Il 16 dicembre scorso è stata una data campale per i contribuenti italiani, che fra Imu, Tari, Tasi, ritenute Irpef e imposte varie hanno versato al fisco la bellezza di 44 miliardi di euro, avendo prova di quanto può essere pesante la pressione fiscale in Italia.
I conti li ha fatti meritoriamente, come sempre, la Cgia, che ha calcolato come il versamento dell’Iva abbia garantito l’importo più cospicuo, 16 miliardi di euro; dalle ritenute Irpef dei lavoratori dipendenti sono arrivati 12 miliardi, mentre l’ultima rata dell’Imu, è costata agli italiani 10,6 miliardi. La Tasi ha portato nelle casse dei Comuni 2,3 miliardi, la Tari 1,9, mentre il versamento dell’Irpef dei lavoratori autonomi ha portato al fisco 1 miliardo. Buone ultime l’imposta sostitutiva sulla rivalutazione del Tfr e le ritenute sui bonifici per le detrazioni Irpef, con 231 e 72 milioni di euro. E poi si parla di alleggerire la pressione fiscale…
Secondo il segretario della Cgia Giuseppe Bortolussi, questo vero tax day è arrivato in “un periodo, quello di fine d’anno, molto delicato soprattutto per le aziende: oltre all’impegno con il fisco, in questi giorni devono corrispondere anche le tredicesime ai propri dipendenti. E con il perdurare della crisi, questo impegno economico rischia di diventare per molti imprenditori un vero e proprio stress test. Una pioggia di scadenze che potrebbe mettere in seria difficoltà molte famiglie e altrettante piccole imprese a causa della cronica mancanza di liquidità”.
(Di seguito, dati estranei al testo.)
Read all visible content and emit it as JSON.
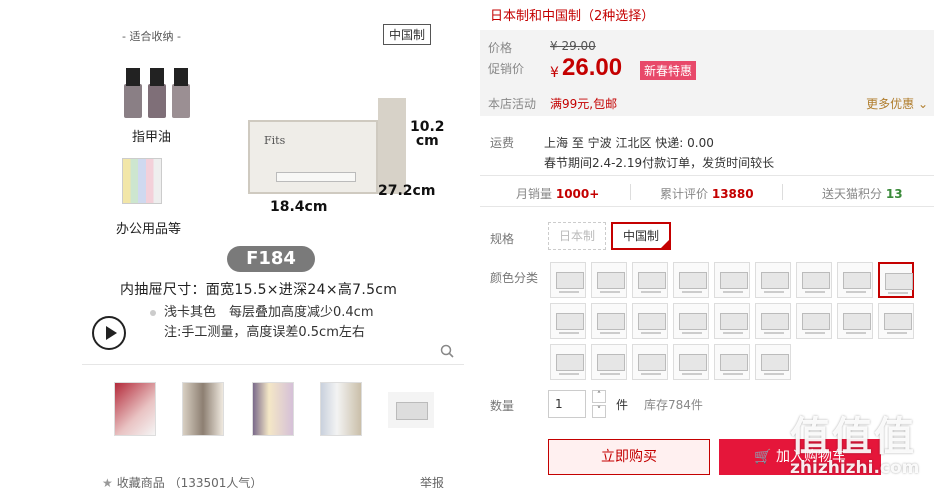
{
  "gallery": {
    "suit_label": "- 适合收纳 -",
    "origin_badge": "中国制",
    "item1": "指甲油",
    "item2": "办公用品等",
    "brand": "Fits",
    "dim_height": "10.2\ncm",
    "dim_depth": "27.2cm",
    "dim_width": "18.4cm",
    "model": "F184",
    "size_text": "内抽屉尺寸：面宽15.5×进深24×高7.5cm",
    "note1": "浅卡其色　每层叠加高度减少0.4cm",
    "note2": "注:手工测量，高度误差0.5cm左右",
    "favorite": "收藏商品 （133501人气）",
    "report": "举报"
  },
  "details": {
    "subtitle": "日本制和中国制（2种选择）",
    "price_label": "价格",
    "orig_price": "¥ 29.00",
    "promo_label": "促销价",
    "yen": "¥",
    "promo_price": "26.00",
    "promo_tag": "新春特惠",
    "shop_label": "本店活动",
    "shop_value": "满99元,包邮",
    "more_label": "更多优惠",
    "ship_label": "运费",
    "ship_line1": "上海 至 宁波 江北区 快递: 0.00",
    "ship_line2": "春节期间2.4-2.19付款订单，发货时间较长",
    "stats": {
      "monthly_label": "月销量",
      "monthly_value": "1000+",
      "review_label": "累计评价",
      "review_value": "13880",
      "points_label": "送天猫积分",
      "points_value": "13"
    },
    "spec_label": "规格",
    "spec_options": [
      "日本制",
      "中国制"
    ],
    "color_label": "颜色分类",
    "qty_label": "数量",
    "qty_value": "1",
    "unit": "件",
    "stock": "库存784件",
    "buy_label": "立即购买",
    "cart_label": "加入购物车"
  },
  "watermark": {
    "big": "值值值",
    "small": "zhizhizhi.com"
  },
  "colors": {
    "accent": "#c40000",
    "cart": "#e5163a",
    "tag": "#e8496a"
  }
}
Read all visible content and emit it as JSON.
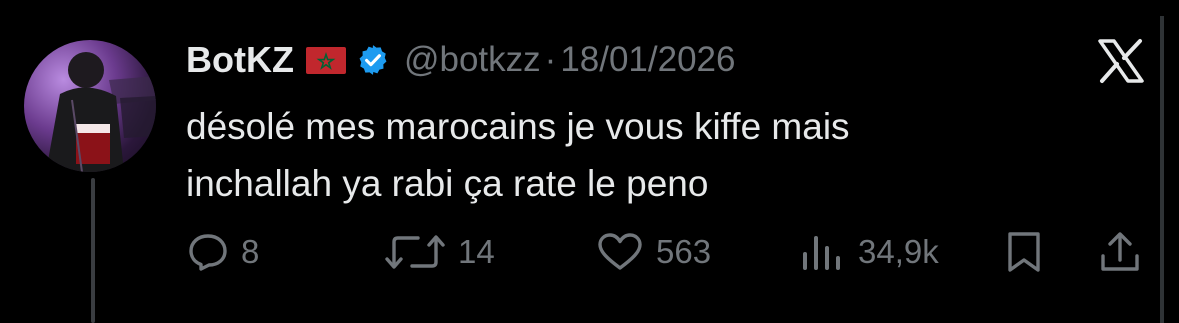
{
  "tweet": {
    "display_name": "BotKZ",
    "handle": "@botkzz",
    "separator": "·",
    "date": "18/01/2026",
    "text_lines": [
      "désolé mes marocains je vous kiffe mais",
      "inchallah ya rabi ça rate le peno"
    ]
  },
  "badges": {
    "flag_icon": "morocco-flag-icon",
    "verified_icon": "verified-badge-icon",
    "brand_icon": "x-logo-icon"
  },
  "actions": {
    "reply_count": "8",
    "retweet_count": "14",
    "like_count": "563",
    "views_count": "34,9k"
  },
  "colors": {
    "background": "#000000",
    "text": "#e7e9ea",
    "muted": "#71767b",
    "verified_blue": "#1d9bf0",
    "flag_red": "#c1272d",
    "flag_green": "#006233"
  }
}
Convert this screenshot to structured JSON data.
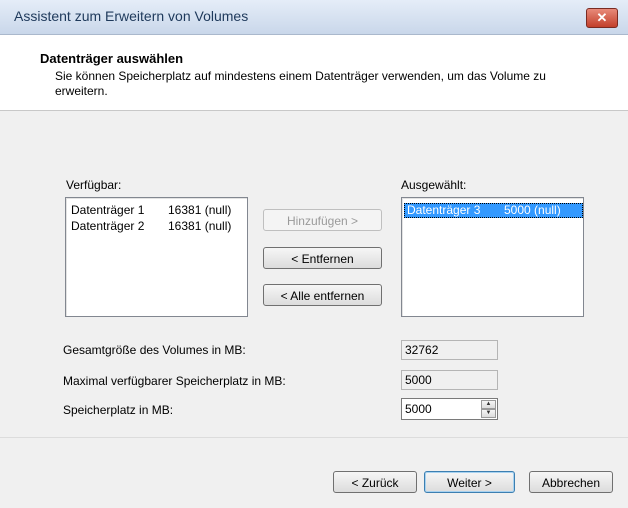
{
  "window": {
    "title": "Assistent zum Erweitern von Volumes",
    "close_glyph": "✕"
  },
  "header": {
    "title": "Datenträger auswählen",
    "subtitle": "Sie können Speicherplatz auf mindestens einem Datenträger verwenden, um das Volume zu erweitern."
  },
  "available": {
    "label": "Verfügbar:",
    "items": [
      {
        "name": "Datenträger 1",
        "size": "16381 (null)"
      },
      {
        "name": "Datenträger 2",
        "size": "16381 (null)"
      }
    ]
  },
  "selected": {
    "label": "Ausgewählt:",
    "items": [
      {
        "name": "Datenträger 3",
        "size": "5000 (null)"
      }
    ]
  },
  "buttons": {
    "add": "Hinzufügen >",
    "remove": "< Entfernen",
    "remove_all": "< Alle entfernen"
  },
  "fields": {
    "total_label": "Gesamtgröße des Volumes in MB:",
    "total_value": "32762",
    "max_label": "Maximal verfügbarer Speicherplatz in MB:",
    "max_value": "5000",
    "space_label": "Speicherplatz in MB:",
    "space_value": "5000"
  },
  "footer": {
    "back": "< Zurück",
    "next": "Weiter >",
    "cancel": "Abbrechen"
  }
}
Senza contare che, sempre la Cgia, ha stimato come per l’anno che si sta per chiudere, la pressione fiscale in Italia è prevista al 43,3%, un livello tra i più elevati d’Europa. “Ma la pressione fiscale reale – dice Bortolussi – vale a dire quella che grava sui contribuenti onesti, che si misura togliendo dal Pil nominale il “peso” dell’economia non osservata, si colloca appena sotto il 50%, attestandosi, secondo una nostra stima, al 49,5%: oltre 6 punti percentuali in più del dato ufficiale. Un carico fiscale spaventoso”. Una pressione fiscale “reale” che, conclude la Cgia, è giunta a questo risultato perché il Pil nazionale include anche la cifra imputabile all’economia sommersa prodotta dalle attività irregolari che, non essendo conosciute al fisco, non pagano né tasse né contributi.